The third issue surrounds al-Qaida and ISIS. Both organizations remain active. ISIS is the principle concern facing counter-terrorism officials. The Islamic State launched several attacks in Europe last year producing several hundred casualties. ISIS is a consistent threat to the region; it also remains a dominant presence in Syria and Iraq. A large-scale attack against the American homeland by the organization cannot be discounted. The next president must ensure neutralizing the ISIS menace is the administration’s primary counter-terrorism priority.
The European Union’s future after the United Kingdom’s exit is the final major concern. Several policy directions will need assessing: how high a priority will London be in Washington’s diplomatic circles? Will the U.S. take a different economic or diplomatic approach towards the EU after the U.K. exits? How will the United States react if similar Brexit movements emerge in different European Union member states? A Trump/Clinton administration will need to address these issues with the understanding that the adopted policies may strengthen or weaken the EU’s status.
The next administration will need to monitor several secondary issues. These include the conflicting territorial interests of China, Vietnam, Philippines, Brunei and Malaysia over the South China Sea’s status. Bosnia and Kosovo’s internal situation within the Balkans is another concern. A beneath the surface tension exists between Bosnia’s Serbian, Muslim, and Croatian communities — a spark could instigate an inter-ethnic conflict not witnessed since the 1990s. Kosovo is the Balkans’ other worry. The country has made notable progress towards acquiring international respect since declaring its independence from Serbia in 2008. Kosovo is facing a high unemployment rate, corruption, a growing militant Islamist threat, and a continued wariness among its Serbian populace towards Kosovo’s authorities. Unsuccessful mitigation of either nations’ internal affairs may incite domestic or regional instability.

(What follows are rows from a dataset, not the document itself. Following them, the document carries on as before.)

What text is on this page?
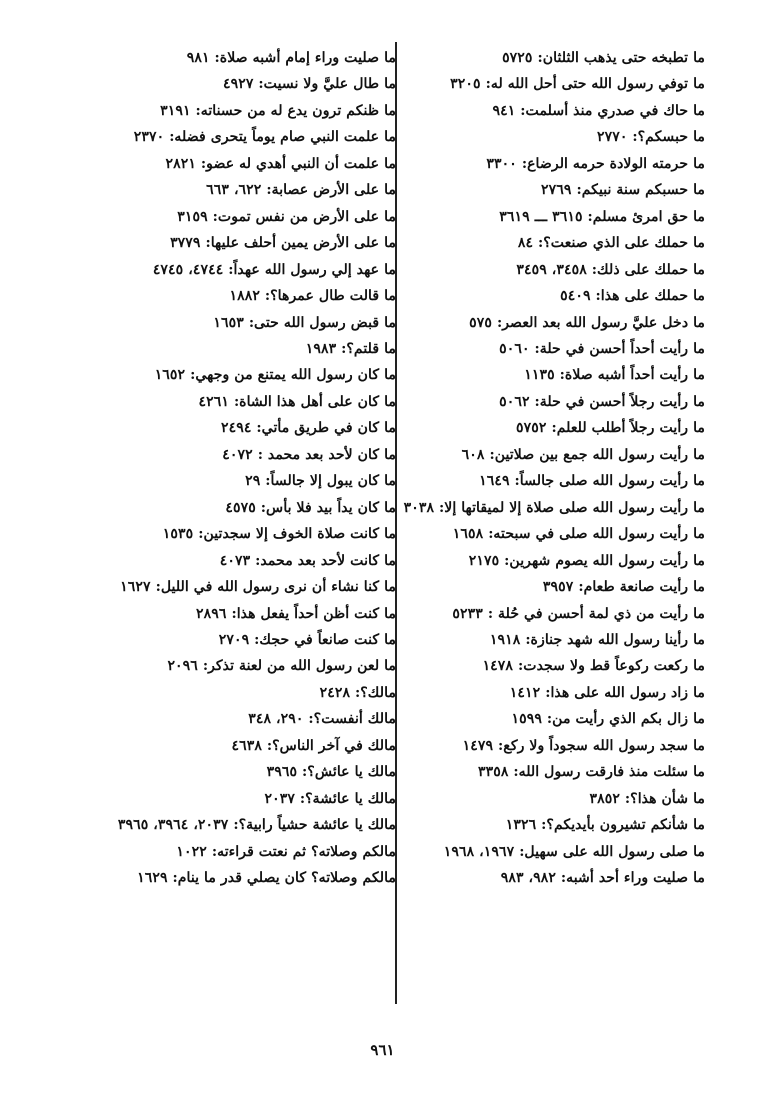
ما تطبخه حتى يذهب الثلثان: ٥٧٢٥
ما توفي رسول الله حتى أحل الله له: ٣٢٠٥
ما حاك في صدري منذ أسلمت: ٩٤١
ما حبسكم؟: ٢٧٧٠
ما حرمته الولادة حرمه الرضاع: ٣٣٠٠
ما حسبكم سنة نبيكم: ٢٧٦٩
ما حق امرئ مسلم: ٣٦١٥ ـــ ٣٦١٩
ما حملك على الذي صنعت؟: ٨٤
ما حملك على ذلك: ٣٤٥٨، ٣٤٥٩
ما حملك على هذا: ٥٤٠٩
ما دخل عليَّ رسول الله بعد العصر: ٥٧٥
ما رأيت أحداً أحسن في حلة: ٥٠٦٠
ما رأيت أحداً أشبه صلاة: ١١٣٥
ما رأيت رجلاً أحسن في حلة: ٥٠٦٢
ما رأيت رجلاً أطلب للعلم: ٥٧٥٢
ما رأيت رسول الله جمع بين صلاتين: ٦٠٨
ما رأيت رسول الله صلى جالساً: ١٦٤٩
ما رأيت رسول الله صلى صلاة إلا لميقاتها إلا: ٣٠٣٨
ما رأيت رسول الله صلى في سبحته: ١٦٥٨
ما رأيت رسول الله يصوم شهرين: ٢١٧٥
ما رأيت صانعة طعام: ٣٩٥٧
ما رأيت من ذي لمة أحسن في حُلة : ٥٢٣٣
ما رأينا رسول الله شهد جنازة: ١٩١٨
ما ركعت ركوعاً قط ولا سجدت: ١٤٧٨
ما زاد رسول الله على هذا: ١٤١٢
ما زال بكم الذي رأيت من: ١٥٩٩
ما سجد رسول الله سجوداً ولا ركع: ١٤٧٩
ما سئلت منذ فارقت رسول الله: ٣٣٥٨
ما شأن هذا؟: ٣٨٥٢
ما شأنكم تشيرون بأيديكم؟: ١٣٢٦
ما صلى رسول الله على سهيل: ١٩٦٧، ١٩٦٨
ما صليت وراء أحد أشبه: ٩٨٢، ٩٨٣
ما صليت وراء إمام أشبه صلاة: ٩٨١
ما طال عليَّ ولا نسيت: ٤٩٢٧
ما ظنكم ترون يدع له من حسناته: ٣١٩١
ما علمت النبي صام يوماً يتحرى فضله: ٢٣٧٠
ما علمت أن النبي أهدي له عضو: ٢٨٢١
ما على الأرض عصابة: ٦٢٢، ٦٦٣
ما على الأرض من نفس تموت: ٣١٥٩
ما على الأرض يمين أحلف عليها: ٣٧٧٩
ما عهد إلي رسول الله عهداً: ٤٧٤٤، ٤٧٤٥
ما قالت طال عمرها؟: ١٨٨٢
ما قبض رسول الله حتى: ١٦٥٣
ما قلتم؟: ١٩٨٣
ما كان رسول الله يمتنع من وجهي: ١٦٥٢
ما كان على أهل هذا الشاة: ٤٢٦١
ما كان في طريق مأتي: ٢٤٩٤
ما كان لأحد بعد محمد : ٤٠٧٢
ما كان يبول إلا جالساً: ٢٩
ما كان يداً بيد فلا بأس: ٤٥٧٥
ما كانت صلاة الخوف إلا سجدتين: ١٥٣٥
ما كانت لأحد بعد محمد: ٤٠٧٣
ما كنا نشاء أن نرى رسول الله في الليل: ١٦٢٧
ما كنت أظن أحداً يفعل هذا: ٢٨٩٦
ما كنت صانعاً في حجك: ٢٧٠٩
ما لعن رسول الله من لعنة تذكر: ٢٠٩٦
مالك؟: ٢٤٢٨
مالك أنفست؟: ٢٩٠، ٣٤٨
مالك في آخر الناس؟: ٤٦٣٨
مالك يا عائش؟: ٣٩٦٥
مالك يا عائشة؟: ٢٠٣٧
مالك يا عائشة حشياً رابية؟: ٢٠٣٧، ٣٩٦٤، ٣٩٦٥
مالكم وصلاته؟ ثم نعتت قراءته: ١٠٢٢
مالكم وصلاته؟ كان يصلي قدر ما ينام: ١٦٢٩
٩٦١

The last issue will be ensuring Afghanistan’s path towards political and economic stability continues. It will additionally require neutralizing the Taliban threat towards Afghanistan’s socio-economic-political climate.
In conclusion, the next White House occupant will face many of the threats the Obama Administration encountered. The most notable menaces will come from China, Russia and different militant Islamist groups. It will also have to deal with various issues coming from Europe and Asia.
Matthew Kennedy has a master’s degree in diplomatic studies from the University of Westminster in London. He’s lived in Europe, Asia and Russia.